The two pie chart examples (Barrhead and Dumbarton) are each handled differently. For Barrhead the average score of each attribute is not taken into consideration at all. The ‘pie’ simply shows which attributes are present. All four are present so the ‘pie’ is split into quarters. If one attribute wasn’t found at this location then it would be omitted and the ‘pie’ would be split into thirds. For Dumbarton average scores are taken into consideration, which changes the size of each segment. You can see that the ‘pink’ attribute has a higher average than the ‘red’ one. However, I think this layout is rather confusing as at a glance it seems to suggest that there are more of the ‘pink’ attribute, rather than the average being higher. It’s probably best not to go with this one.

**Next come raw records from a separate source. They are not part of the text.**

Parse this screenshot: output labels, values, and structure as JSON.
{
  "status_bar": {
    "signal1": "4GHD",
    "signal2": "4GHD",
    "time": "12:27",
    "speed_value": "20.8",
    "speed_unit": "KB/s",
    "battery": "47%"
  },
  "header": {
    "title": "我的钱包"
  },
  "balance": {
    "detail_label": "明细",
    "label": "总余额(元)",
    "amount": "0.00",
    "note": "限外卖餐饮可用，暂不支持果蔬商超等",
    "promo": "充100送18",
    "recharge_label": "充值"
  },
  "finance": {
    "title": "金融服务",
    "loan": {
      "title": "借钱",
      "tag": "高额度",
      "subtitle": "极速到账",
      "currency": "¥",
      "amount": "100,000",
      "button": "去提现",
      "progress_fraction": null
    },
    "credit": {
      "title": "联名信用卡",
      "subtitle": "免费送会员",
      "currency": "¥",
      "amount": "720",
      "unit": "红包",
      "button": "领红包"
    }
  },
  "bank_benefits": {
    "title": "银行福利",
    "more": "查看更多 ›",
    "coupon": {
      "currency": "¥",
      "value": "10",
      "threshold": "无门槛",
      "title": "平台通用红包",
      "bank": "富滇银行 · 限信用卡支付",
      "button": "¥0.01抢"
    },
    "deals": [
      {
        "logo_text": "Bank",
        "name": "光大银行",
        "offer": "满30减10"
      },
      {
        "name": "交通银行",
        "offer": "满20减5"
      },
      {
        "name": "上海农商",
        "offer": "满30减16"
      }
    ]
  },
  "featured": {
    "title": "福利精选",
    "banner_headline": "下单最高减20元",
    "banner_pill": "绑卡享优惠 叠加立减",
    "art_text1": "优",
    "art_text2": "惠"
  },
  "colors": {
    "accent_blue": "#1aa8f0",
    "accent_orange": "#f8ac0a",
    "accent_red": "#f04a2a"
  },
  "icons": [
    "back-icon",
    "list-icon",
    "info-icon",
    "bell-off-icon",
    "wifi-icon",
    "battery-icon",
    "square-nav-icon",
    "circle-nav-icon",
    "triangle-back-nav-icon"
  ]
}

Both the pies and coxcombs are a fixed size no matter what the zoom level, so when you zoom far out they stay big rather than getting too small to make out. On one hand this is good as it addresses a concern Gary raised about not being able to make out the circles when zoomed out. However, when zoomed out the map is potentially going to get very cluttered, which will introduce new problems. Towards the end of the week I heard back from Gary and Jennifer, and they wanted to meet with me to discuss the possibilities before I proceeded any further with this. We have an all-day team meeting planned for next Friday, which seems like a good opportunity to discuss this.